Claro que sim, Senhor Válter, claro que sim. Conhecia a D. Micas, era uma senhora delicada, linda  …
Linda menina? Mas havia lá mulher mais linda que a minha Micas? Era a luz dos meus olhos, o calor do meu coração. Uma fada, menina? … uma fada, a minha Micas.
Por isso lhe digo: desejos? Só que ela chegue. E que venha depressa, que chegue rápida, as saudades são maiores a cada hora ..  Um homem não suporta …
Não estava mais. Os olhos além dos vidros, longínquos,  na proximidade dos dela…
Insistiu, ainda, baixinho
...mas aqui existe amizade, companhia, e, se me deixasse, poderia haver … magia...
Não não … não me apoquente com isso, beba o seu café que s’arrefenta…beba. Beba!

    Irredutível. .... a chegada dela, quanto mais  breve, melhor.

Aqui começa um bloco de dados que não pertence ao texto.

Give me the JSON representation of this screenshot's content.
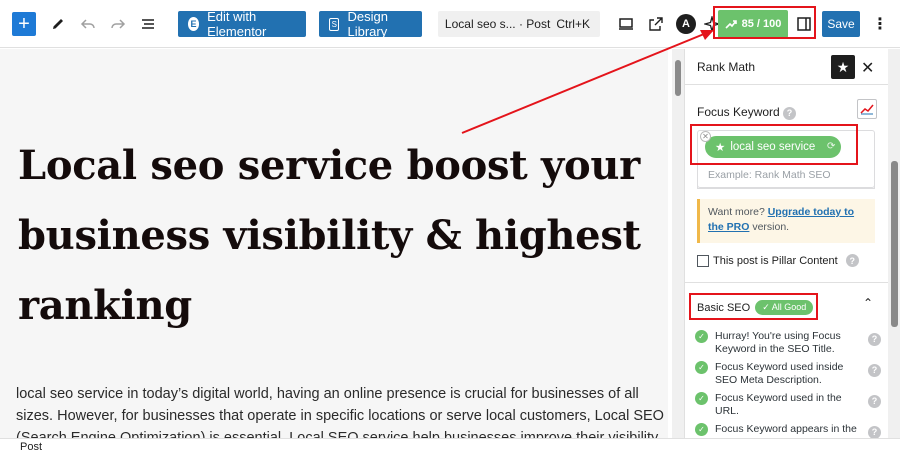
{
  "toolbar": {
    "add_icon": "plus-icon",
    "elementor_label": "Edit with Elementor",
    "design_library_label": "Design Library",
    "document_title": "Local seo s... · Post",
    "shortcut": "Ctrl+K",
    "rank_math_score": "85 / 100",
    "save_label": "Save"
  },
  "post": {
    "title": "Local seo service boost your business visibility & highest ranking",
    "body": "local seo service in today’s digital world, having an online presence is crucial for businesses of all sizes. However, for businesses that operate in specific locations or serve local customers, Local SEO (Search Engine Optimization) is essential. Local SEO service help businesses improve their visibility"
  },
  "sidebar": {
    "title": "Rank Math",
    "focus_keyword_label": "Focus Keyword",
    "keyword_tag": "local seo service",
    "keyword_placeholder": "Example: Rank Math SEO",
    "upsell_prefix": "Want more? ",
    "upsell_link": "Upgrade today to the PRO",
    "upsell_suffix": " version.",
    "pillar_label": "This post is Pillar Content",
    "basic_seo_label": "Basic SEO",
    "basic_seo_badge": "✓ All Good",
    "checks": [
      "Hurray! You're using Focus Keyword in the SEO Title.",
      "Focus Keyword used inside SEO Meta Description.",
      "Focus Keyword used in the URL.",
      "Focus Keyword appears in the"
    ]
  },
  "footer": {
    "breadcrumb": "Post"
  },
  "colors": {
    "accent": "#2271b1",
    "rank_math_green": "#6cc26c",
    "annotation_red": "#e4141b"
  }
}
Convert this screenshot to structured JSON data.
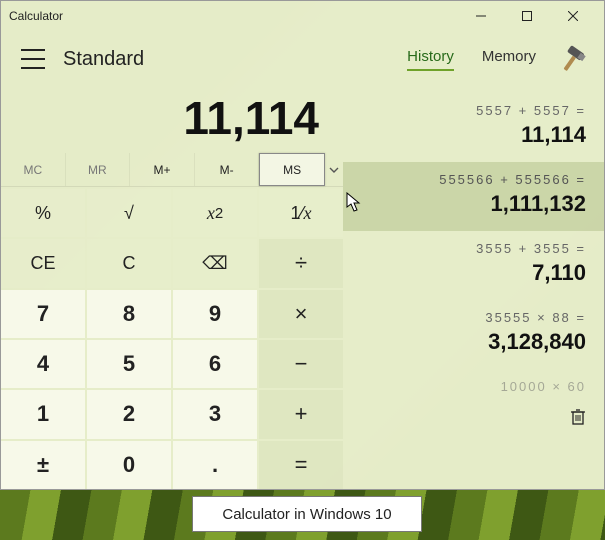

Era Inverno. Outro o espaço, outro o tempo.Coalhadas de memória, em que se azedava por dentro... Realidades outras. Absolutas, realistas, 
        os passos apressados, miúdos, trémulos, a ecoar no silêncio de pós almoço. Pé-ante-pé, entre a sala e o quarto, invariavelmente trancado. Naquele dia, por um qualquer esquecimento, distracção, aberto. Um saco de plástico escondido algures e meia dúzia de pertences dentro.
A premunição de novo...
  
         Sem parte de um braço, com dificuldades acrescidas no exercício de rotinas triviais,  e não obstante, quando a companheira de mesa, no seu dizer, “cismou de não comer”, tomou sua a tarefa de a alimentar. Titubeante, oscilava a colher entre o coto e o peito, enquanto, num sorriso doce, rebuscado ao fosso dos leões, num bailado de garças em pontas,
    D. Eunice, tem de se alimentar, ora vamos lá a ver… eu ajudo. Outra, outra mais, minha senhora, abra a boca…
    Ela partiu. Modista de profissão foi fazer mantos para os anjos no céu ,e ele, que encomendara um vagão cheio de fardos de fazendas de primeira fiação, para que ela pudesse fazer o gosto ao dedo em recriação de figurinos franceses, que ele mesmo haveria de mandar vir pela mala-posta,  viu-se mais solitário que a própria solidão. Morrera? Também ela? Então não o ouvira? Tinha de ter comido, tinha que ter feito um esforço - era no lar a sua companhia, a amiga do seu peito - que por esta não esperava, 
       
       Sem sentido, 

O que se passa, meu amigo? Onde vai com esse saco?... Venha comigo, por favor,… chove lá fora…
O soluço roto da garganta, a alma em sangue. A mentira piedosa. A porta de saída fechada à chave: daqui ninguém saí, uma grande responsabilidade.
Dias, meses, anos. Às vezes, escassas vezes,  ao jardim das traseiras – tem Alzeimer; não temos autorização. Dias  santos e feriados, Natais e Carnavais. Iguais como gotas de um lago inquinado. O sofá da sala – aquele e nenhum mais. O quarto, apenas aberto para a noite. O acesso vedado a tudo, agora até ao prato da sua companheira de missão. Esvaziado de propósitos, 
o lugar vazio. Até que chegue um novo residente…
                             Para mim chega!!!
Menina, por quem mais ama, deixe-me sair daqui … quero voltar à minha casa, apanho o táxi, o autocarro … se ligar para o meu estabelecimento o meu moço de recados vem cá a despacho.
Autocarros? …Não passa aqui nenhum, Senhor Vicente …
Passa sim, menina, na Estrada Principal. Não me minta… Deixe-me ir embora,  não quero ficar, um homem tem dignidade…
“Estou hoje vencido, como se soubesse a verdade.
Estou hoje lúcido, como se estivesse para morrer,

A fileira de carruagens de um comboio, e uma partida apitada
De dentro da minha cabeça,
E uma sacudidela dos meus nervos e um ranger de ossos na ida.”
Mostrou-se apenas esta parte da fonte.